For failing to recognize that they (the prophets) can't cure their mental patients and subjected patients to all kinds of harm, which invariably turn upside down both Biblical teachings and traditional spiritual ethos, Sam Okudzeto, chair of the International Advisory Commission of the CHRI, charges that the prophets rather need psychiatric treatment.
But the situation is more complex that Okudzeto and CHRI think. Such disclosure further makes the Ghanaian spirituality front lousy and calls for protection of the ignorant and the gullible in the face of poverty and spiritual misunderstanding. But the dilemma is that the enticement of Ghanaians to the prophets emanate from their deep cultural believes that practically say most misfortunes are the work of evil spirits. Evil figures have been attributed so much power of destruction, including ailments, that they are even feared more than God, making it difficult over the years, for some Ghanaians, no matter their education level, to extricate themselves from such believes. Such culture informs the power of the prophets over Ghanaians, who wrongly attribute various ailments to evil spirits and the prophets'/exorcists' abilities to cure them.
While human rights could be used to refine such cultural inhibitions, the conundrum is how to separate the interpretation of evil forces from the administering of actual traditional and modern medicine so as to give an enlightened sense of how the disease occurred, and free many a sick person from the grip of the irrational prophets. This monumental challenge has affected many a modern science attempts, as part of the on-going Ghanaian progress, to refine some of the inhibitions in traditional Ghanaian medicine darkened by the battle between evil spirits and diseases.

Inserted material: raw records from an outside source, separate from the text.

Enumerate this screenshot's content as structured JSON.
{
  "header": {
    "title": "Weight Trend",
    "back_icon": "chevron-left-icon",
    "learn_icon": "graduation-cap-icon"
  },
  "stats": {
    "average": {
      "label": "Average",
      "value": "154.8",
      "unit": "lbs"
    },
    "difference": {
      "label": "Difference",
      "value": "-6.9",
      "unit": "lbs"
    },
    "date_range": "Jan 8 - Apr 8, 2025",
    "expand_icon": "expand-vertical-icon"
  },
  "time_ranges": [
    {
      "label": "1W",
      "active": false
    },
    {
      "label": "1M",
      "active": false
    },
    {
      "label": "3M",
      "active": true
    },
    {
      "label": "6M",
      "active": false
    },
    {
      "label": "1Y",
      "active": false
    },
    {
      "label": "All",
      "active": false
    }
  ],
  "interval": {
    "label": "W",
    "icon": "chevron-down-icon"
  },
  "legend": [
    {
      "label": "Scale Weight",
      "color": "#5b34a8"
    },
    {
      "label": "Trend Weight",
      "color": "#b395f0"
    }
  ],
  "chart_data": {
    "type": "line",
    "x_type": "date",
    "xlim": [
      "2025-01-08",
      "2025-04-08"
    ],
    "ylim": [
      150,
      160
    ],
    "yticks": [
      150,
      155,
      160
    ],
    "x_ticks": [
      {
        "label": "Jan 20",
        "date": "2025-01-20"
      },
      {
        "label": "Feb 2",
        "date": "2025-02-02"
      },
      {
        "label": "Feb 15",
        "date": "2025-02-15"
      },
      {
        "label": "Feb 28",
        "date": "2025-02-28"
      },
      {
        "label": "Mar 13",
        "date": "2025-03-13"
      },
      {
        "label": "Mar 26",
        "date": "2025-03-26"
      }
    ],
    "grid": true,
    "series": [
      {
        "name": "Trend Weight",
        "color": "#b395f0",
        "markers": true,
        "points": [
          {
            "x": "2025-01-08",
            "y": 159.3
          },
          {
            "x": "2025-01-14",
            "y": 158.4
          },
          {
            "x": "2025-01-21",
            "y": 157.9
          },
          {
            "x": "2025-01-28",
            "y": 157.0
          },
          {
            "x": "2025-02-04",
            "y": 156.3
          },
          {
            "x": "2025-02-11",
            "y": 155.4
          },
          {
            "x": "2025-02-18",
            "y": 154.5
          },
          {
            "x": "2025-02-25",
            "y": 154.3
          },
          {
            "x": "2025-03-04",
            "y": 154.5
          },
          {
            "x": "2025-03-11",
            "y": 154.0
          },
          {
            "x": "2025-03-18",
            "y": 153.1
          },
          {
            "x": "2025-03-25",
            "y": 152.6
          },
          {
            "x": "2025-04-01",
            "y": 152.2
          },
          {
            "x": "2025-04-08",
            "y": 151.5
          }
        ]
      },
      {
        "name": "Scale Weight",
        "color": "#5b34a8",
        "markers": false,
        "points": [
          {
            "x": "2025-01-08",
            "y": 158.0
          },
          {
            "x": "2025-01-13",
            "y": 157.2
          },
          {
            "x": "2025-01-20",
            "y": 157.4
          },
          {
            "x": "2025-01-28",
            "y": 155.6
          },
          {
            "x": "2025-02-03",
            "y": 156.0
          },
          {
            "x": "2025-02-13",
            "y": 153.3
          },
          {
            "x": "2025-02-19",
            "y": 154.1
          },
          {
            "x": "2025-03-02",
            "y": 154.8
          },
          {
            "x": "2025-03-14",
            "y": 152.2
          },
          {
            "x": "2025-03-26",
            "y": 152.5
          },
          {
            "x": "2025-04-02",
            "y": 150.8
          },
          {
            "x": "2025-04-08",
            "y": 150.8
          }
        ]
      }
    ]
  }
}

This makes the situation more complicated than Okudzeto and CHRI envisage.
Pretty much of Ghana's Judeo-Christian tradition, more so the in-your-face, born-again Spiritual Churches form, where the prophets operate freely, have taking on a good dose of traditional spirituality with their preaching of evil spirits responsible for virtually all major ailments and misfortunes.
So from either traditional spirituality or the Judeo-Christian tradition, the hapless Ghanaian is under the barrage of evil spirits that stroll the Ghanaian environment, like “Milton's defiant Lucifer,” causing diseases and misfortunes and “flying children killing people, a tree filled with human body parts and a pregnancy lasting for six years,” as one traditional exorcist, Aridu Sabo Azeez, told the Accra-based Statesman.
In such atmosphere, human agencies, human rights and scientific thinking, as Okudzeto and CHRI are doing, are thrown into the Tano River. And when this happens, prophets and traditional exorcists battle the “rage of witches” to free Ghana from diseases and misfortunes, in the face of human rights violations.